9/11 Eleven Years On

Our flag is going up today because we love our country. But I have to say I don’t like this day. I didn’t like it 11 years ago when it scared the hell out of me, and I don’t like it any more today. In some ways it scares me even more now.

 

11 year ago we took a collective kick to the teeth. We learned that being American doesn’t make you magically less vulnerable to the plans of evil men. We learned that for all the cool things we are and do, we are still at the end of the day just as human as everyone else. We collectively bleed, we can be collectively hurt.

 

The best thing that came out of this experience was our neighbors. They all came out the night we lit candles on the curb, and we talked. We needed to talk. We needed to share. It was too much. Things were too important. Me made friendships that night that continue on to this day. It made the block we live on “our” block. It made our house more of a home. It gave us a sense of belonging. This is a priceless gift, as I see the effects on those who do not have this. So thank you 9/11, thank you America for that.

 

But born on that day was another thing, a more sinister thing. An ugliness born of the desire to somehow get back to where we were before that day.
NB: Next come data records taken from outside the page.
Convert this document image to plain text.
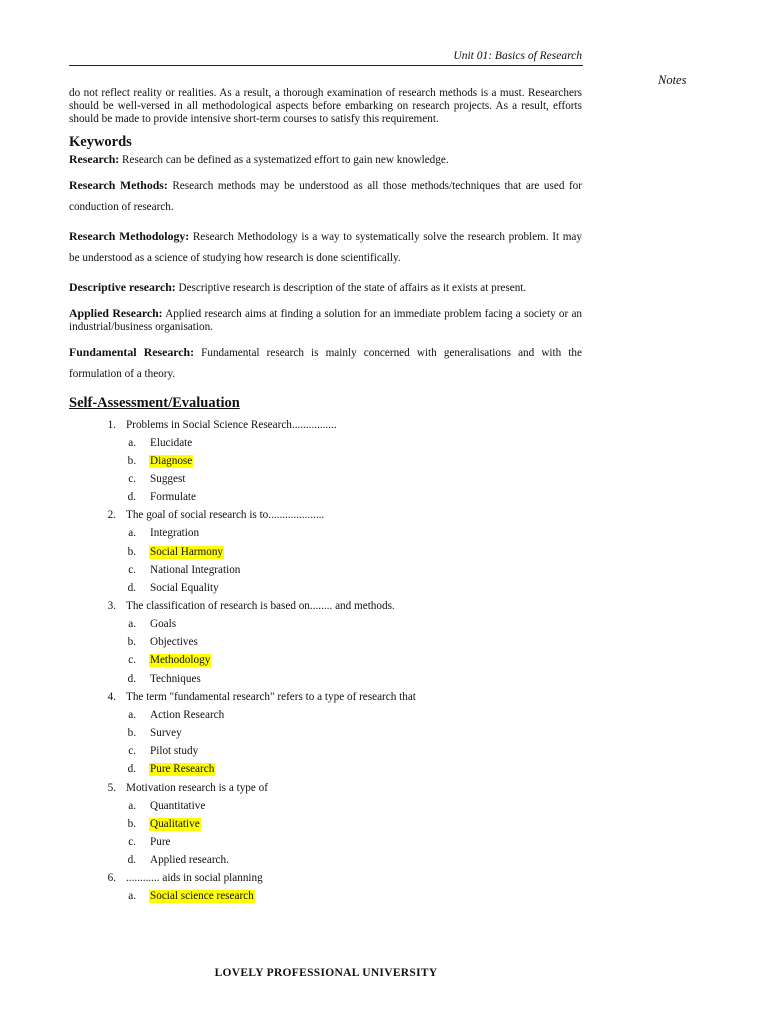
Unit 01: Basics of Research
Notes

do not reflect reality or realities. As a result, a thorough examination of research methods is a must. Researchers should be well-versed in all methodological aspects before embarking on research projects. As a result, efforts should be made to provide intensive short-term courses to satisfy this requirement.

Keywords

Research: Research can be defined as a systematized effort to gain new knowledge.

Research Methods: Research methods may be understood as all those methods/techniques that are used for conduction of research.

Research Methodology: Research Methodology is a way to systematically solve the research problem. It may be understood as a science of studying how research is done scientifically.

Descriptive research: Descriptive research is description of the state of affairs as it exists at present.

Applied Research: Applied research aims at finding a solution for an immediate problem facing a society or an industrial/business organisation.

Fundamental Research: Fundamental research is mainly concerned with generalisations and with the formulation of a theory.

Self-Assessment/Evaluation
1. Problems in Social Science Research................
a.	Elucidate
b.	Diagnose
c.	Suggest
d.	Formulate
2. The goal of social research is to....................
a.	Integration
b.	Social Harmony
c.	National Integration
d.	Social Equality
3. The classification of research is based on........ and methods.
a.	Goals
b.	Objectives
c.	Methodology
d.	Techniques
4. The term "fundamental research" refers to a type of research that
a.	Action Research
b.	Survey
c.	Pilot study
d.	Pure Research
5. Motivation research is a type of
a.	Quantitative
b.	Qualitative
c.	Pure
d.	Applied research.
6. ............ aids in social planning
a.	Social science research
LOVELY PROFESSIONAL UNIVERSITY
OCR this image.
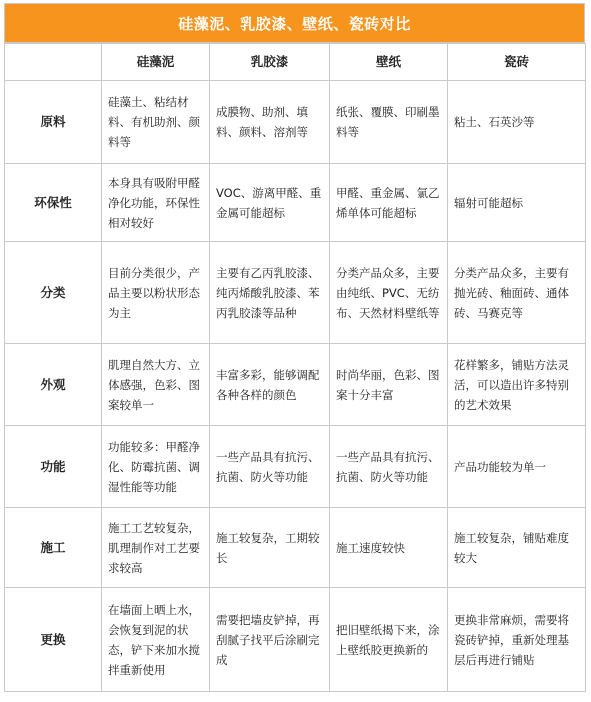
硅藻泥、乳胶漆、壁纸、瓷砖对比
	硅藻泥	乳胶漆	壁纸	瓷砖
原料	硅藻土、粘结材料、有机助剂、颜料等	成膜物、助剂、填料、颜料、溶剂等	纸张、覆膜、印刷墨料等	粘土、石英沙等
环保性	本身具有吸附甲醛净化功能，环保性相对较好	VOC、游离甲醛、重金属可能超标	甲醛、重金属、氯乙烯单体可能超标	辐射可能超标
分类	目前分类很少，产品主要以粉状形态为主	主要有乙丙乳胶漆、纯丙烯酸乳胶漆、苯丙乳胶漆等品种	分类产品众多，主要由纯纸、PVC、无纺布、天然材料壁纸等	分类产品众多，主要有抛光砖、釉面砖、通体砖、马赛克等
外观	肌理自然大方、立体感强，色彩、图案较单一	丰富多彩，能够调配各种各样的颜色	时尚华丽，色彩、图案十分丰富	花样繁多，铺贴方法灵活，可以造出许多特别的艺术效果
功能	功能较多：甲醛净化、防霉抗菌、调湿性能等功能	一些产品具有抗污、抗菌、防火等功能	一些产品具有抗污、抗菌、防火等功能	产品功能较为单一
施工	施工工艺较复杂，肌理制作对工艺要求较高	施工较复杂，工期较长	施工速度较快	施工较复杂，铺贴难度较大
更换	在墙面上晒上水，会恢复到泥的状态，铲下来加水搅拌重新使用	需要把墙皮铲掉，再刮腻子找平后涂刷完成	把旧壁纸揭下来，涂上壁纸胶更换新的	更换非常麻烦，需要将瓷砖铲掉，重新处理基层后再进行铺贴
I understand the longing for innocence lost. I understand the need to feel safe, and as a father I certainly understand the need to protect our children from the world. But there is no protection that comes at the end of a fist. There is no protection — even for the country with the greatest military on the Earth — that cannot be overcome by evil men if given enough time and money. We cannot will away the scars of 9/11, and unlike Pearl Harbor we cannot conquer the country that gave us them.

 

So we are stuck. Stuck feeling vulnerable. Stuck feeling insecure. Stuck feeling like there is nothing we can do.

 

Except we are NOT stuck. This feeling, this giant collective insecurity, can ALSO be a good thing. It can teach us what it is like to live pretty much anywhere else in the world. We can empathize with people from Somalia, Cambodia, Columbia, and China, because everyone else ALSO has this feeling. This is a good thing, a collective thing. A knowledge that even though we can be hurt we can also work together to not let our children all over the Earth be hurt like this again. Oh I don’t know if it is possible to keep every child on the Earth safe from feeling this way, but I think that’s a damn fine goal to have. I mean if we’re going to think of ourselves as exceptional, why not be exceptional for something worth being exceptional about?

 

This is the lesson I learned from 9/11. This is the lesson I learned the night my neighbors came over and we shared our collective grief, and in that sharing forged friendships that pushed back the darkness. Just a little mind you, but still pushed it back.

 

Terrorists can manipulate your massive and awesome military, heck they are trained to do this. Terrorist can make you feel insecure, and vulnerable. But the one thing they cannot do is take aware your friendships. Terrorist thrive on your terror and your fear, but they have no response to love, they don’t have a clue what to do about caring when they are expecting bombs.

 

So on this 9/11, I say we be exceptionally caring, exceptionally loving, and exceptionally dangerous to those who want us afraid. What better way is there to fuck with those sons of bitches than to respond to their evil with loving and care?